To attract customers to its website, Tellabs employed search engine optimization, e-newsletters, advertising and promotions, social media, and third-party content from news media and bloggers.

White papers pulled in customers, especially those that addressed fundamental questions. For years, Tellabs’ “Why 4G?” white paper has appeared on page one in a Google search of “why 4G” because it speaks to a specific customer pain point.

Make Your Content Thought-Provoking To Support The Challenger Sale

Thought leadership is necessary, but not sufficient. Customers expect companies to bring them commercial insights into trends and new ideas to improve their business. That’s a key to making challenger marketing in support of the challenger sale.

Tellabs’ thought leadership began with executives and experts speaking publicly. For example, Tellabs’ CTO spoke at Mobile World Congress on how mobility and cloud computing would converge to improve the user experience.

Tellabs worked with industry experts and analysts to develop trend stories that looked several years ahead. Such stories delivered the commercial insights that customers crave. For example, Tellabs released a study that showed mobile operators could reach the end of profitability in 3 years.

How could mobile operators’ profitability end? Because average revenue per mobile user was flat, while mobile data usage was growing due to tablets and smartphones. Higher usage meant higher capital expenses, so profits got squeezed. Obviously, customers wanted to examine such a study – all the way up to the CXO level, and for years after the study first appeared.

A newer study showed mobile operators that, by building smart networks and offering smart services, they could double their cash returns on invested capital.

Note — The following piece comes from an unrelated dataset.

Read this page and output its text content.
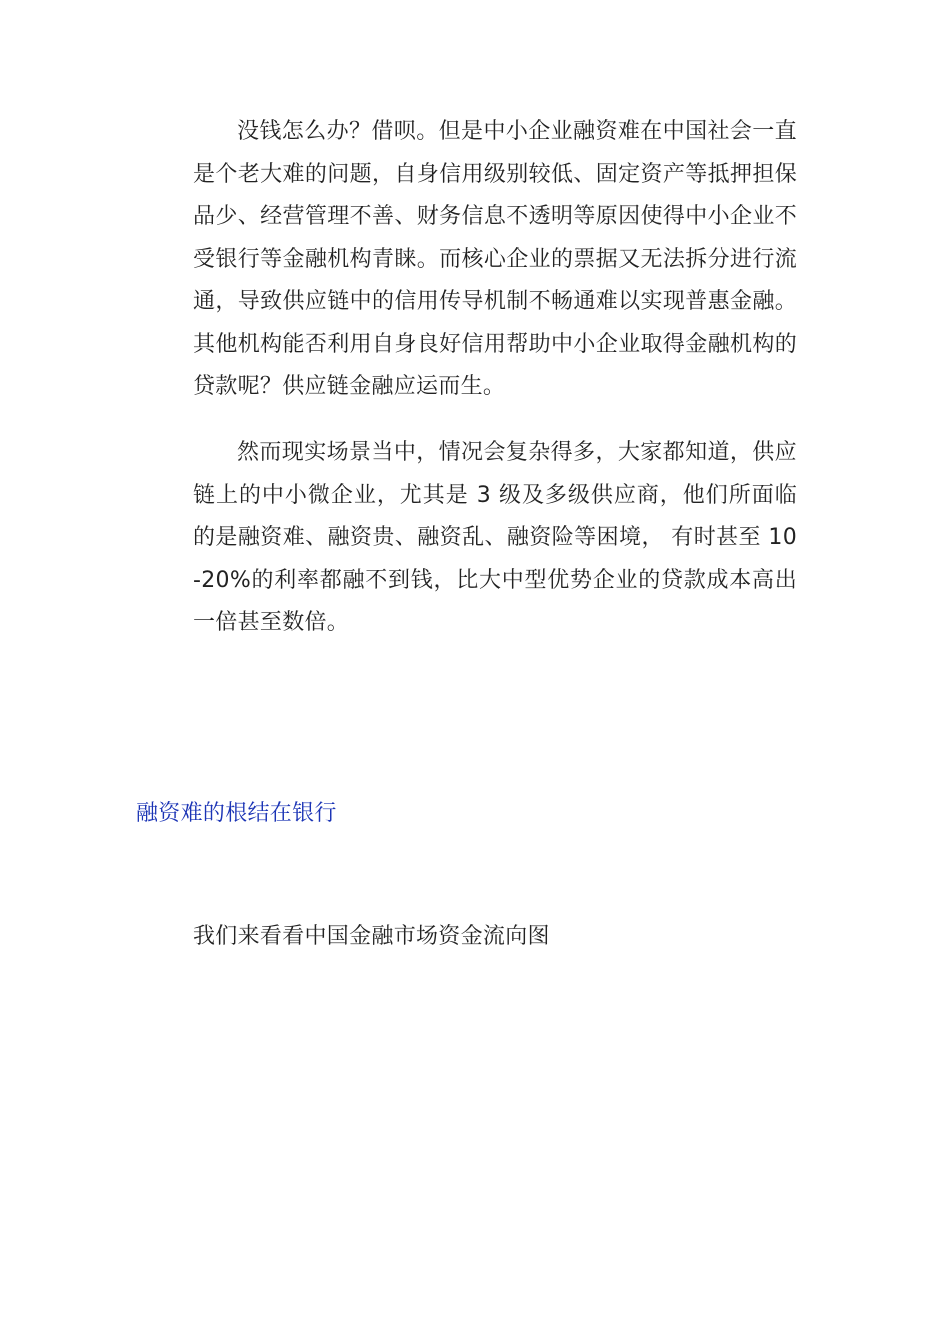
没钱怎么办？借呗。但是中小企业融资难在中国社会一直是个老大难的问题，自身信用级别较低、固定资产等抵押担保品少、经营管理不善、财务信息不透明等原因使得中小企业不受银行等金融机构青睐。而核心企业的票据又无法拆分进行流通，导致供应链中的信用传导机制不畅通难以实现普惠金融。其他机构能否利用自身良好信用帮助中小企业取得金融机构的贷款呢？供应链金融应运而生。

然而现实场景当中，情况会复杂得多，大家都知道，供应链上的中小微企业，尤其是 3 级及多级供应商，他们所面临的是融资难、融资贵、融资乱、融资险等困境， 有时甚至 10-20%的利率都融不到钱，比大中型优势企业的贷款成本高出一倍甚至数倍。

融资难的根结在银行

我们来看看中国金融市场资金流向图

Higher returns potentially lead to a higher stock price, an idea that CEOs and CFOs find compelling. Such studies generated inbound calls from potential customers that Tellabs had never worked with before.

That’s why the best content marketing needs to go well beyond thought-leading to thought-provoking.

Convert Content Marketing to Conversations to Commerce

As Tellabs shared content to start a conversation, the content marketing team worked to stimulate soft conversions. Soft conversations included viewing a video, reading a blog, magazine article, or white paper. These soft conversions grew from 10% in 2010 to nearly half of unique website visitors by 2013.

To trigger hard conversions — when customers go through a registration page to obtain content — Tellabs offered white papers and e-books. Drawings at trade shows also drove hard conversions.

As a next step, Tellabs scored inquiries and passed “A” leads to its sales force for follow-through. Content marketers incubated B and C leads with relevant content until they were ready to engage with sales.

Driven by content marketing, Tellabs cultivated leads, built a $20 million sales pipeline, and generated millions in revenue from new customers. That’s the ultimate measure of Tellabs’ content marketing success.